Eu ficava na janela esperando você passar de carro. Com seus óculos de sol e seu boné da moda. E você parava ali no vizinho, às vezes acompanhado e às vezes sozinho. E eu queria morrer quando você aparecia com outra garota.

Eu fazia tempestade em copo d'água, fazia cena e chorava, mesmo sabendo que nunca ia dar em nada. Eu me afastava, te mandava sumir e você sempre me respeitava pra me deixar com ainda mais raiva. 
 
Você me queria bem. Bem como a um brinquedinho que você pode esconder no bolso e tirar para brincar quando bem entendesse. E a gente até que ficava legal junto, qualquer um podia ver isso, mas você não.
 
Antes tarde do que nunca, um dia eu fechei a janela, escapei desse buraco escuro em que você me escondia, coisa que também nunca admitia. Talvez não fosse mesmo por mal. Fosse como fosse, era sempre a mim que você procurava quando precisava de alguém, de um colo, de um conselho ou um cumprimento, me fazendo sentir especial apesar dos pesares.
 
Hoje você vem me procurar e eu não tenho mais aquele brilho apaixonado no olhar.
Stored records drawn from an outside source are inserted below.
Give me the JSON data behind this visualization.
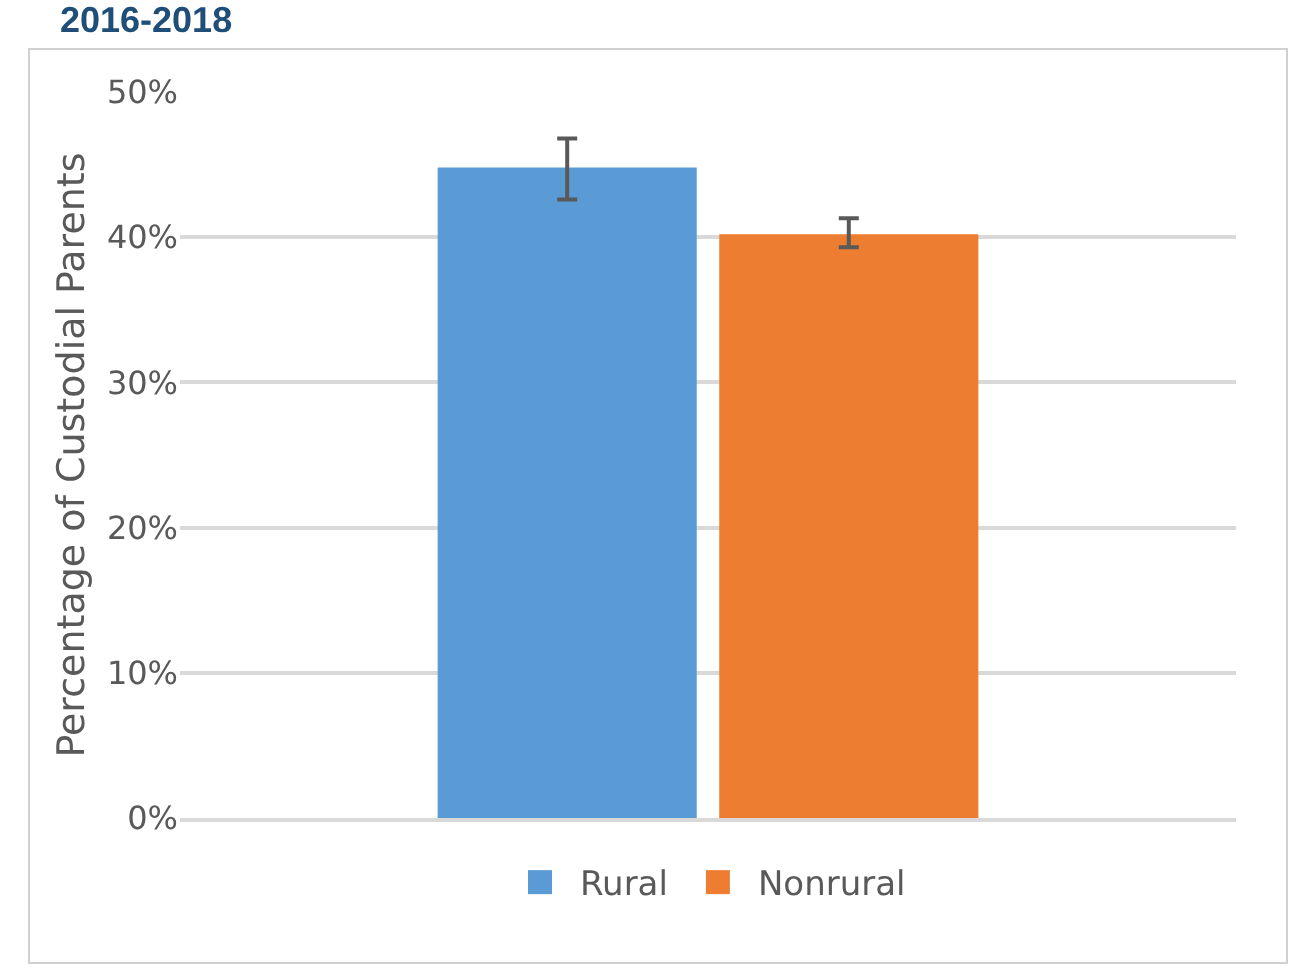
{
  "chart_data": {
    "type": "bar",
    "title": "2016-2018",
    "ylabel": "Percentage of Custodial Parents",
    "categories": [
      null
    ],
    "series": [
      {
        "name": "Rural",
        "color": "#5b9bd5",
        "values": [
          44.8
        ],
        "errors": [
          [
            42.6,
            46.8
          ]
        ]
      },
      {
        "name": "Nonrural",
        "color": "#ed7d31",
        "values": [
          40.2
        ],
        "errors": [
          [
            39.3,
            41.3
          ]
        ]
      }
    ],
    "ylim": [
      0,
      50
    ],
    "yticks": [
      {
        "value": 0,
        "label": "0%"
      },
      {
        "value": 10,
        "label": "10%"
      },
      {
        "value": 20,
        "label": "20%"
      },
      {
        "value": 30,
        "label": "30%"
      },
      {
        "value": 40,
        "label": "40%"
      },
      {
        "value": 50,
        "label": "50%"
      }
    ],
    "grid": "y",
    "legend": "bottom"
  }
}
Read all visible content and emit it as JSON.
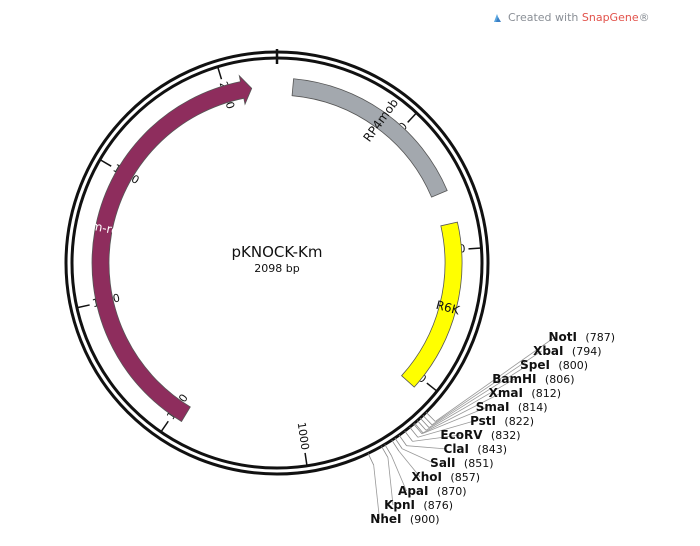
{
  "credit": {
    "prefix": "Created with",
    "brand": "SnapGene",
    "suffix": "®"
  },
  "plasmid": {
    "name": "pKNOCK-Km",
    "size_label": "2098 bp",
    "length": 2098
  },
  "ticks": [
    {
      "label": "2000",
      "pos": 2000
    },
    {
      "label": "250",
      "pos": 250
    },
    {
      "label": "500",
      "pos": 500
    },
    {
      "label": "750",
      "pos": 750
    },
    {
      "label": "1000",
      "pos": 1000
    },
    {
      "label": "1250",
      "pos": 1250
    },
    {
      "label": "1500",
      "pos": 1500
    },
    {
      "label": "1750",
      "pos": 1750
    }
  ],
  "features": [
    {
      "name": "RP4mob",
      "start": 30,
      "end": 390,
      "color": "#a3a8ae",
      "arrow": false,
      "label_color": "dark"
    },
    {
      "name": "R6K",
      "start": 450,
      "end": 770,
      "color": "#ffff00",
      "arrow": false,
      "label_color": "dark"
    },
    {
      "name": "Km-res",
      "start": 1230,
      "end": 2050,
      "color": "#8e2d5d",
      "arrow": true,
      "label_color": "light"
    }
  ],
  "sites": [
    {
      "name": "NotI",
      "pos": 787,
      "pos_label": "(787)"
    },
    {
      "name": "XbaI",
      "pos": 794,
      "pos_label": "(794)"
    },
    {
      "name": "SpeI",
      "pos": 800,
      "pos_label": "(800)"
    },
    {
      "name": "BamHI",
      "pos": 806,
      "pos_label": "(806)"
    },
    {
      "name": "XmaI",
      "pos": 812,
      "pos_label": "(812)"
    },
    {
      "name": "SmaI",
      "pos": 814,
      "pos_label": "(814)"
    },
    {
      "name": "PstI",
      "pos": 822,
      "pos_label": "(822)"
    },
    {
      "name": "EcoRV",
      "pos": 832,
      "pos_label": "(832)"
    },
    {
      "name": "ClaI",
      "pos": 843,
      "pos_label": "(843)"
    },
    {
      "name": "SalI",
      "pos": 851,
      "pos_label": "(851)"
    },
    {
      "name": "XhoI",
      "pos": 857,
      "pos_label": "(857)"
    },
    {
      "name": "ApaI",
      "pos": 870,
      "pos_label": "(870)"
    },
    {
      "name": "KpnI",
      "pos": 876,
      "pos_label": "(876)"
    },
    {
      "name": "NheI",
      "pos": 900,
      "pos_label": "(900)"
    }
  ]
}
Convenhamos que com todos esses anos somados a mais tantos outros enganos, eu tinha que aprender a me virar e recuar, me defender. 
 
Digamos apenas que eu cresci ao longo desses anos, evolui. E você continua aí, acertando e errando o passo. Complicando as coisas mais simples, deixando as pontas soltas, perdido no seu próprio medo de se perder. E o que eu sei, garoto, é que eu não me perderia mais uma vez em suas armadilhas.